The Joudeh family in Rafah, dad, pregnant mom, 3-year-old daughter all dead, fetus saved. Mother Samah and newborn Lara. The toddler dead of starvation, first fat-cheeked, then skeletal. The journalist, electrician, artist, doctor, football player, new groom, teacher killed on his way to school, principal killed with his wife and grandchildren, PhD student dead from poisoned water, doctor who wouldn't leave his patients at al-Shifa, shot in front of them. The dentist, engineer, farmer killed while trying to find food for their families. The 4-year-old girl shot in the neck, the 5, 2, 4 year-old, six-month-old twins, boy with his pet bird killed along with 23 relatives. The boy on dialysis, the boy on his bike, the boy terrified of the sound of rockets finally killed by one, the first grandchild, "sweetheart of my heart," killed visiting his grandfather, the 10 year-old who wanted to be an engineer who in her last moments her father begged to forgive him for not being able to save her.

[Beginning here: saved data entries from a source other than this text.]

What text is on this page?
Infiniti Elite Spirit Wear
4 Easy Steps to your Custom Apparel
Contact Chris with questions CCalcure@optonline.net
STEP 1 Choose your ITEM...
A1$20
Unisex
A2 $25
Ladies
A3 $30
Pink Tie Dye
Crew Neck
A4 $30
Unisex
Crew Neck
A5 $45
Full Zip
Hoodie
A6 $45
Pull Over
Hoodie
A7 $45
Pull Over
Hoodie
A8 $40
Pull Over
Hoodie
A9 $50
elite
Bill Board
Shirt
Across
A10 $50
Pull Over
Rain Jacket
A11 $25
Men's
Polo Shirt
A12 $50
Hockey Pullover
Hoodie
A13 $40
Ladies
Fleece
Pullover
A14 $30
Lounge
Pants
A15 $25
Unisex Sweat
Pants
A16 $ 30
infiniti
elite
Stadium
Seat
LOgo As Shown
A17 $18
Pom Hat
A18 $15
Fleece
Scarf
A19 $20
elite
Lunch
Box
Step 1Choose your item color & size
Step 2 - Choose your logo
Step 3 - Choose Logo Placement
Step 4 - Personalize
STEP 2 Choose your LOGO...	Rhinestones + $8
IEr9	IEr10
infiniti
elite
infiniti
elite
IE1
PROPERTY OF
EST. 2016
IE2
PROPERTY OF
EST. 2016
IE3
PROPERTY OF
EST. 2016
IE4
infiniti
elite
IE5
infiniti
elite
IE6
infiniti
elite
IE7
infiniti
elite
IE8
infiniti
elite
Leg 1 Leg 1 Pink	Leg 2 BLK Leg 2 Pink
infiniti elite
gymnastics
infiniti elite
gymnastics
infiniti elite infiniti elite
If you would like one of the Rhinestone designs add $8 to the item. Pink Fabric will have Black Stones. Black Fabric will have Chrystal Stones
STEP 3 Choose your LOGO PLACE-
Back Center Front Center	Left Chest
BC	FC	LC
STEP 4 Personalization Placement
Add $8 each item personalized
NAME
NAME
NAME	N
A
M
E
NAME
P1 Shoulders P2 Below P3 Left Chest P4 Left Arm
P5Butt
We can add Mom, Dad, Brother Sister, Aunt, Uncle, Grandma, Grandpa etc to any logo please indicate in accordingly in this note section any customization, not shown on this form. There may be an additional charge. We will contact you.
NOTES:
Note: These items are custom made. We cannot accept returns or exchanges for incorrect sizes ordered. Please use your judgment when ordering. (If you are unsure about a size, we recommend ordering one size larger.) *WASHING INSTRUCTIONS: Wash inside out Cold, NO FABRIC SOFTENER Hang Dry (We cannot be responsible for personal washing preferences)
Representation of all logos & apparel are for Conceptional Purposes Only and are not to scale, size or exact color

The hard-working father of five, one of 25 al-Baghdadis killed. The al-Husayna family massacre. The 17 Khayats killed, with photos alive and dead of engineer Basel and his two daughters, killed with their mother and two brothers, one only 45 days old, "hence the tiny body bag." Mahmoud newly engaged: "He wrote days before his death, 'All the pain and oppression in the world is present in us.' May he become a groom in paradise." Son Ahmad to Father Haj, killed fasting: "My first hero, the light of my eyes." Killed praying, in prison, returned to inspect home, when he wouldn't leave home. "I am Nour al-Deen Hajaj...I am not a number. I refuse to have the news of my death be spread without letting it be known I loved life, happiness, freedom, children's laughter, the sea, coffee, writing and everything delightful." "Ibrahim was a brilliant 3-year-old, advanced for his age, his family's first grandchild. He was looking forward to starting preschool...His body remains under the rubble."